Tingkat glukosa LCS biasanya rendah pada meningitis neoplasma, serupa dengan
kondisi patologis lainnya (meningitis bakteri dan mycobacterial, mycoplasma dan infeksi
jamur SSP, meningoencephalitis karena gondok, infeksi enterovirus, virus limfositik cho-
riomeningitis, HSV, atau varicella Virus zoster, perdarahan sub-arachnoid, dan
neurosarcoidosis).
Meskipun tidak dianjurkan secara rutin, meningeal biopsi dapat dilakukan untuk
tujuan diagnostik jika temuan pada sitologi dan pencitraan negatif pada pasien dengan gejala
klinis yang sangat kuat.47,48 Temuan bisa berupa diagnostik, terutama jika dilakukan dari area
kontras pada Magnetic Resonance Imaging (MRI). Patologi akan menunjukkan penyebaran
makroskopis, penebalan fibrotik pada daerah otak dan sumsum tulang yang terinfeksi, serta
lapisan serabut saraf dengan jaringan tumor. Pemeriksaan mikroskopis menunjukkan fibrosis
lokal dengan sel tumor yang melindungi pembuluh darah dan saraf, baik sebagai satu lapisan
atau sebagai agregat.
Radiology
Diagnosis meningitis neoplastik didasarkan pada temuan gejala-gejala, sitologi LCS,
dan studi neuroimaging (mis., Gadolinium-enhanced MRI otak dan tulang belakang).

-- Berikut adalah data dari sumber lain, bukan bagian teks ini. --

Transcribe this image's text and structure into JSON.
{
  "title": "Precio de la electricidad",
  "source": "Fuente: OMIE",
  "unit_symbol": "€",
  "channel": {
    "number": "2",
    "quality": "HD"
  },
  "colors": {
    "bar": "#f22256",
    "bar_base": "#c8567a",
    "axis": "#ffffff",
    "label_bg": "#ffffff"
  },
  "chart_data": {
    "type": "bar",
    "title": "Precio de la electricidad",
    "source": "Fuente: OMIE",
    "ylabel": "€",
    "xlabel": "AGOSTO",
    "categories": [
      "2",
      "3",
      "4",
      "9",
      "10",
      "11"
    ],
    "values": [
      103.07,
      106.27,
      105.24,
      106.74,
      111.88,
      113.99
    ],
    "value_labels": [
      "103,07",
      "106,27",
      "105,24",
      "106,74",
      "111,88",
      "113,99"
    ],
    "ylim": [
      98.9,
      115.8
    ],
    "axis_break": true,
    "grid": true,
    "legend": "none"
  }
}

Gadolinium-enhanced MRI adalah studi pertama yang diperoleh pada pasien dengan
keganasan sistemik dan gejala neurologis. Sementara itu, meningitis neoplastik ditemukan
bersamaan dengan penyakit SSP parenkimal(38% -83%). 52
Pada banyak kasus, temuan radiologis di parenkim otak tidak sejalan dengan gejala
neurologis, sehingga pemeriksaan lanjutan dilakukan dengan sitologi LCS. Pencitraan untuk
memeriksa meningitis neoplastik yaitu computed tomography (CT) dengan myelogram
Namun, sejak munculnya MRI - yang lebih sensitif daripada CT - CT hanya digunakan pada
pasien yang memiliki kontraindikasi terhadap MRI.
MRI yang dilakukan untuk menyelidiki SSP untuk meningitis neoplastik harus
dilakukan secara multiplanar, yang diperoleh sebelum dan sesudah pemberian gadolinium 0,1
mmoL / kg dalam kekuatan 1,5 Tesla (gadolinium-enhanced MRI), yang lebih baik dengan
pemotongan tipis di batang otak. , Dan harus mencakup seluruh neuroaxis. Dengan urutan
meliputi contrast-enhanced fluid-attenuation inversion recovery and contrast-enhanced T1-
weighted sequences.2
Findings
Tidak semua pasien dengan meningitis neoplastik menunjukkan temuan positif.
Dalam 1 penelitian, 66% pasien dengan meningitis neoplastik menunjukkan temuan pada
MRI.14 Temuan tersebut meliputi peningkatan ependymal, leptomeningeal, dan dural.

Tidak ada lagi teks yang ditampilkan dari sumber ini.